Regarding the overall performances of the countries, the report shows a growing diversity in governance results on the continent. There is a widening span in performance between the best and the worst-governed countries; increasingly noticeable differences between the performance across different categories and conflicting trends within the categories, it states.
“The widening range of the governance results, especially within some sub-regions, stresses the growing need for more cohesion and solidarity. This will be critical to African unity,” Salim Ahmed Salim, Chairperson of the Ibrahim Prize Committee said.
In related news, the Mo Ibrahim Foundation’s Independent Prize Committee decided not to award this year’s 2013 Ibrahim Prize for Achievement in African Leadership.  
The award created by the Sudanese-born billionaire Mo Ibrahim is the largest prize in the world awarding USD 5 million over a period of 10 years, and thereafter USD 200,000 annually for life, to leaders of African countries who excel in office and step down after serving their constitutionally mandated term.
“This Prize honors Former heads-of-state or government who have demonstrated excellence in leading their country during their mandates, and by doing so, served as role models for the next generation.
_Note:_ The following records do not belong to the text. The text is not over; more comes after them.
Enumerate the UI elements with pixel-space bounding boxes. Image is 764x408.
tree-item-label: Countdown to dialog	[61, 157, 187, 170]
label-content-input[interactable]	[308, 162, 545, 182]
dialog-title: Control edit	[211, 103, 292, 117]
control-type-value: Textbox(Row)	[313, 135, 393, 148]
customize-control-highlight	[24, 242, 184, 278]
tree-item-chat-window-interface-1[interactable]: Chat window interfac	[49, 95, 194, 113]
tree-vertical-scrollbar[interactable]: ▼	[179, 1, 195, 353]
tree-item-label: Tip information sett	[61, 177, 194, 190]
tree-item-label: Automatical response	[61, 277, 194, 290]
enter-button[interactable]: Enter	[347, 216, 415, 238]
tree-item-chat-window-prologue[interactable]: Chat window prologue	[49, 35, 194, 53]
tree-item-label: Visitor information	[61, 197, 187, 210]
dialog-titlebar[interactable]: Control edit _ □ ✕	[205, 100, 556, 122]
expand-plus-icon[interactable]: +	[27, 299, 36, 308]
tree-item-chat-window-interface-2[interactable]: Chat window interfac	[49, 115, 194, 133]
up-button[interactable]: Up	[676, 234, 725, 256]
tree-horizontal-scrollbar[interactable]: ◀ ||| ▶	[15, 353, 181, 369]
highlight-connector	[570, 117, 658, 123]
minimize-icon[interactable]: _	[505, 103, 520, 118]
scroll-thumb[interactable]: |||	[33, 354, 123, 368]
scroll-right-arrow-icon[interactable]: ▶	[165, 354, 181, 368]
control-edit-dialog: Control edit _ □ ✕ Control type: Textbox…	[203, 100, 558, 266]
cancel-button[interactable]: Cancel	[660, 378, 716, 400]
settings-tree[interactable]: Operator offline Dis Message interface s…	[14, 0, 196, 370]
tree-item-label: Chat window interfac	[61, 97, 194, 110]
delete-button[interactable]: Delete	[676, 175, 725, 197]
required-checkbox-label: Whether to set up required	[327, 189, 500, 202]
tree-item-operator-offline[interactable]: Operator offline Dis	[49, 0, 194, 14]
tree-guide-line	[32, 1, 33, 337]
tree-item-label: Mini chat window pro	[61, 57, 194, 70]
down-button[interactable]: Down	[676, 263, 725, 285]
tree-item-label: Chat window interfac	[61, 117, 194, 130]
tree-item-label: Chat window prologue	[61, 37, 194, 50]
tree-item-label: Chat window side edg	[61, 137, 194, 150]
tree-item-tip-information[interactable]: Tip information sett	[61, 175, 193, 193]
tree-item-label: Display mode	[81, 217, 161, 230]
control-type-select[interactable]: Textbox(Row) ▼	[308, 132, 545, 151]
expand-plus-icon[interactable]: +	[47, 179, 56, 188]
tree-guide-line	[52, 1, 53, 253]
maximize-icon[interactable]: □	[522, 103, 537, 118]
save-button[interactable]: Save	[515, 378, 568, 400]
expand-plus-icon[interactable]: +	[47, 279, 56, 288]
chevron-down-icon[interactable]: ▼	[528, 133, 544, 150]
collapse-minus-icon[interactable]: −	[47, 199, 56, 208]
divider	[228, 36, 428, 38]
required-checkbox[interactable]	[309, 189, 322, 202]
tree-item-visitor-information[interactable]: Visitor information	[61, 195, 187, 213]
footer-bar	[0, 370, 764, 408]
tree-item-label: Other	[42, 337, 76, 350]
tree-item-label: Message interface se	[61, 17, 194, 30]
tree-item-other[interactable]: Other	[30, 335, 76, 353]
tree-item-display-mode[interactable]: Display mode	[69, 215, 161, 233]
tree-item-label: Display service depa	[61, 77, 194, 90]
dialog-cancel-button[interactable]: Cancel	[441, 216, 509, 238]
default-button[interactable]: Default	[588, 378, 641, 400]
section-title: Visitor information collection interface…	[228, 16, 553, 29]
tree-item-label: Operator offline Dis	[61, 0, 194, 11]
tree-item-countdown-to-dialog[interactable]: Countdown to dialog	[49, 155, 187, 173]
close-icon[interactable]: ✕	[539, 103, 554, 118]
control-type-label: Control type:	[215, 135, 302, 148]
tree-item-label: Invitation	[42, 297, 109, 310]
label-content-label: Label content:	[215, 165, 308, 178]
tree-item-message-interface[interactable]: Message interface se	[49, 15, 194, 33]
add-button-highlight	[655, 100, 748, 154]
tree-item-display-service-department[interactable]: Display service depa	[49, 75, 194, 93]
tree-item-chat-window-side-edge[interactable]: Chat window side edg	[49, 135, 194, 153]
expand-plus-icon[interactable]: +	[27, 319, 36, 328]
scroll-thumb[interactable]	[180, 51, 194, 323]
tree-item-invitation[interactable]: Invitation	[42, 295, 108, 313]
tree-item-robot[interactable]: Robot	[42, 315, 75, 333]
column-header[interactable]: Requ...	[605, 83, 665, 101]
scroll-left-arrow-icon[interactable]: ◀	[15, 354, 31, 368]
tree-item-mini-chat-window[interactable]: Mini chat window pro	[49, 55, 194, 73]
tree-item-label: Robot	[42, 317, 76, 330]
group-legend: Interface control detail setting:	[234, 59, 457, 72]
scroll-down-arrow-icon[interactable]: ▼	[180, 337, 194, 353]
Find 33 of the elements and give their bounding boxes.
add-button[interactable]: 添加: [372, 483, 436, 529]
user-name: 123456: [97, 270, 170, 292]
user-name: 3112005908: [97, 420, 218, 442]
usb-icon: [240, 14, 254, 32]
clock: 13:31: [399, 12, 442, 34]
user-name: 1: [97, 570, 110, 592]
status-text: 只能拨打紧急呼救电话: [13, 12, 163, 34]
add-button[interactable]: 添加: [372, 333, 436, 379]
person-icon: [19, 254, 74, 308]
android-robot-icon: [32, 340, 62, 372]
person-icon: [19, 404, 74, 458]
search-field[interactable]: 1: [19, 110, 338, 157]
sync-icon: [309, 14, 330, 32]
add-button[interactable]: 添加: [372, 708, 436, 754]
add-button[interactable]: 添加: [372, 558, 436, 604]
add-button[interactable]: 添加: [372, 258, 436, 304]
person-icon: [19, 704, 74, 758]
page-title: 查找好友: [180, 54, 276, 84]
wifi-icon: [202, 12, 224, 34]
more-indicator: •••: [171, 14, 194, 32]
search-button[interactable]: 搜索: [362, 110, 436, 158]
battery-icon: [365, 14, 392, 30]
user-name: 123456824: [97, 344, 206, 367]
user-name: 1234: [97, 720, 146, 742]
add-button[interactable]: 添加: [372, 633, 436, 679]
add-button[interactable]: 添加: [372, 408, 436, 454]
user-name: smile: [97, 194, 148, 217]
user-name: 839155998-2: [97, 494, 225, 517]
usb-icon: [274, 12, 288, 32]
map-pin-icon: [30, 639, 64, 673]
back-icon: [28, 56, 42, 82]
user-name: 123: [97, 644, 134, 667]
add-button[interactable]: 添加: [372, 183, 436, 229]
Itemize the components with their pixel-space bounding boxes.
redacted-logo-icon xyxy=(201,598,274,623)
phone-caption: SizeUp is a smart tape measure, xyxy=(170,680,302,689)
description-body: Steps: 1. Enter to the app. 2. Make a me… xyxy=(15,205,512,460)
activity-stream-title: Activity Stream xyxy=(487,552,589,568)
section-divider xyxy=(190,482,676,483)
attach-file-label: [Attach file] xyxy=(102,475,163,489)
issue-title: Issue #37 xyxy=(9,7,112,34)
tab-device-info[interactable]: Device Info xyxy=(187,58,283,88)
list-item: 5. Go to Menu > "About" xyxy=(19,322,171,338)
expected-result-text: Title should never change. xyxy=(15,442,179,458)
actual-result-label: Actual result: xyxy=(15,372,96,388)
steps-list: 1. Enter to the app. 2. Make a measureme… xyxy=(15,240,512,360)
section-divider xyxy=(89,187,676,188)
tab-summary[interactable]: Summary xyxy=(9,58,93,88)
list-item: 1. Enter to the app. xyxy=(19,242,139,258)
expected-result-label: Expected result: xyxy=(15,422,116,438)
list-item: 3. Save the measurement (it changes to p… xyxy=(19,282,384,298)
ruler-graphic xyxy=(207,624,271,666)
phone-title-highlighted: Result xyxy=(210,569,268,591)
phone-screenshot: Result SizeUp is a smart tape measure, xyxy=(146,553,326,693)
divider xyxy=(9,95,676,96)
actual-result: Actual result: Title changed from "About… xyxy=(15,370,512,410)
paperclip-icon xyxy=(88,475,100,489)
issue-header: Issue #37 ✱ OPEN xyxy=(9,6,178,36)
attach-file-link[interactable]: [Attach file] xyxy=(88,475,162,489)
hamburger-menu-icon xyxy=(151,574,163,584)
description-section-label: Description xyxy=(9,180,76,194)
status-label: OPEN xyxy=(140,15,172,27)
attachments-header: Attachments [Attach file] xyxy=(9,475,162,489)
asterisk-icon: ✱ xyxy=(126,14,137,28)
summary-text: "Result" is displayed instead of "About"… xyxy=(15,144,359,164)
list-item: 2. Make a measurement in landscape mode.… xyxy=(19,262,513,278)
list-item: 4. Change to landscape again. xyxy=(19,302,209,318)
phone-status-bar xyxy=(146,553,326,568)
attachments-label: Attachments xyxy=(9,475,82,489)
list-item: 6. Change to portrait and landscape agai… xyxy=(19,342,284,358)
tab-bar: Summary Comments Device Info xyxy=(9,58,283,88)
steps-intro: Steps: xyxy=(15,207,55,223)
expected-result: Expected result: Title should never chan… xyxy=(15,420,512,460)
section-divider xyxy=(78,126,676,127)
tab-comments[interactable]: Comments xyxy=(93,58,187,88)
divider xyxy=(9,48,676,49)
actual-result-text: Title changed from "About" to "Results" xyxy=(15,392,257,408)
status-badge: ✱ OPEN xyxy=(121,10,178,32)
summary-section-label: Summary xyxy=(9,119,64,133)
After careful consideration, the Prize Committee has decided not to award the 2013 Prize for Excellence in Leadership,” said Salim Ahmed Salim, former Secretary General of the Organization of African Unity, former prime minister of Tanzania, and Chair of the Prize Committee.
The Foundation has only awarded the prize three times since its establishment in 2007. The previous winners were Joaquim Chissano, former president of Mozambique, who received the first award, Festus Mogae, former president of Botswana, who was awarded the prize in 2008, and Pedro Pires, former president of Cape Verde, who received the award in 2011.
In order to win the award, criteria include being a democratically elected former African head-of-state or government who has left office in the previous three years having served their constitutionally mandated term, demonstrating excellence in office, helping to lift people out of poverty and paving the way for sustainable and equitable prosperity.